1

I understand that to match a literal backslash, it must be escaped in the regular expression. With raw string notation, this means r"\\". Without raw string notation, one must use "\\\\".

When I saw the code string = re.sub(r"[^A-Za-z0-9(),!?\'\`]", " ", string), I was wondering the meaning of a backslash in \' and \`, since it also works well as ' and `, like string = re.sub(r"[^A-Za-z0-9(),!?'`]", " ", string). Is there any need to add the backslash here?

I tried some examples in Python:

  1. str1 = "\'s"
    print(str1)
    str2 = "'s"
    print(str2)
    

    The result is same as 's. I think this might be the reason why in previous code, they use \'\` in string = re.sub(r"[^A-Za-z0-9(),!?\'\`]", " ", string). I was wondering is there any difference between "\'s" and "'s" ?

  2. string = 'adequately describe co-writer/director peter jackson\'s expanded vision of j . r . r . tolkien\'s middle-earth .'
    re.match(r"\\", string)
    

    The re.match returns nothing, which shows there is no backslash in the string. However, I do see backslashes in it. Is that the backslash in \' actually not a backslash?

TylerH
  • 20,799
  • 66
  • 75
  • 101
Panfeng Li
  • 3,321
  • 3
  • 26
  • 34
  • 1
    Mind that you use a *raw* string for the regex. – Willem Van Onsem Jul 24 '17 at 19:19
  • 4
    Some characters are considered _special_ in some contexts of regex and for a literal match you have to escape them with a backslash. When people are not sure (read - they don't really know regex ;)) if a certain character should be escaped or not they tend to over-escape everything that seems to them as a 'special character'. Both `'` and `\`` are not special characters and don't need escaping. When you escape a non-special character it's still treated as a literal match. – zwer Jul 24 '17 at 19:23
  • @zwer Thanks, and how about the difference between `"\'s"` and `"'s"`. Are them same? – Panfeng Li Jul 24 '17 at 19:26
  • @PanfengLi - why don't you try it out: `"\'s" == "'s"`. The rule is largely the same with Python strings as well - escaping a character that needs no escaping will usually just be ignored. If you don't want it ignored (in Python context) you can force Python to treat your backslashes as literal (so it will be escaping your backslashes automatically) so `r"\'s" == r"'s"` will give you a different result. – zwer Jul 24 '17 at 19:27
  • @zwer Okay, thanks again, it returns `True`. I understand that. – Panfeng Li Jul 24 '17 at 19:30

2 Answers2

2

In python, those are escaped characters, because they can also have other meanings to the code other than as they appear on-screen (for example, a string can be made by wrapping it in a single quote). You can see all of the python string literals here, but the reason there were no backslashes found in that string is that they are considered escaped single quotes. Although it's not necessary, it is still valid syntax because it sometimes is needed

Mark R
  • 337
  • 2
  • 9
1

Check out https://docs.python.org/2.0/ref/strings.html for a better explanation.

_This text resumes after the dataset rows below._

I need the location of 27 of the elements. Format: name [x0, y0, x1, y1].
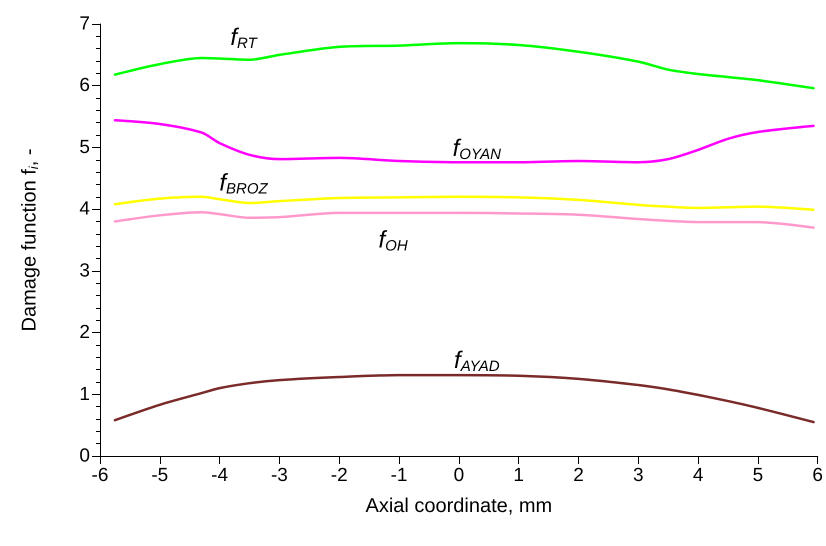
x-tick-label: 0 — [454, 465, 464, 486]
y-tick-label: 7 — [79, 14, 90, 34]
x-tick-label: 2 — [573, 465, 584, 486]
x-tick-label: -5 — [151, 465, 168, 486]
y-tick-label: 0 — [79, 446, 90, 466]
line-series — [114, 196, 815, 212]
y-tick-label: 1 — [79, 384, 90, 405]
y-tick-label: 2 — [79, 322, 90, 344]
x-tick-label: -2 — [330, 465, 348, 486]
x-tick-label: 4 — [692, 465, 704, 486]
x-tick-label: -6 — [92, 465, 108, 486]
x-tick-label: 6 — [812, 465, 824, 486]
y-tick-label: 3 — [79, 260, 90, 282]
x-tick-label: -4 — [211, 465, 228, 486]
line-series — [114, 374, 815, 424]
x-tick-label: 3 — [633, 465, 644, 486]
y-tick-label: 4 — [79, 198, 90, 220]
x-axis-title: Axial coordinate, mm — [365, 495, 552, 517]
x-tick-label: -1 — [390, 465, 408, 486]
y-axis-title: Damage function fi, - — [18, 148, 41, 332]
line-series — [114, 210, 815, 229]
x-tick-label: 1 — [513, 465, 524, 486]
x-tick-label: -3 — [270, 465, 288, 486]
y-tick-label: 5 — [79, 136, 90, 158]
line-series — [114, 119, 815, 164]
x-tick-label: 5 — [752, 465, 764, 486]
y-tick-label: 6 — [79, 75, 90, 96]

The problem with your second example is that string isn't a raw string, so the \' is interpreted as '. If you change it to:

>>> not_raw = 'adequately describe co-writer/director peter jackson\'s expanded vision of j . r . r . tolkien\'s middle-earth .'
>>> res1 = re.search(r'\\',not_raw)
>>> type(res1)
<type 'NoneType'>
>>> raw = r'adequately describe co-writer/director peter jackson\'s expanded vision of j . r . r . tolkien\'s middle-earth .'
>>> res2 = re.search(r'\\',raw)
>>> type(res2)
<type '_sre.SRE_Match'>

For an explanation of re.match vs re.search: What is the difference between Python's re.search and re.match?

dashiell
  • 812
  • 4
  • 11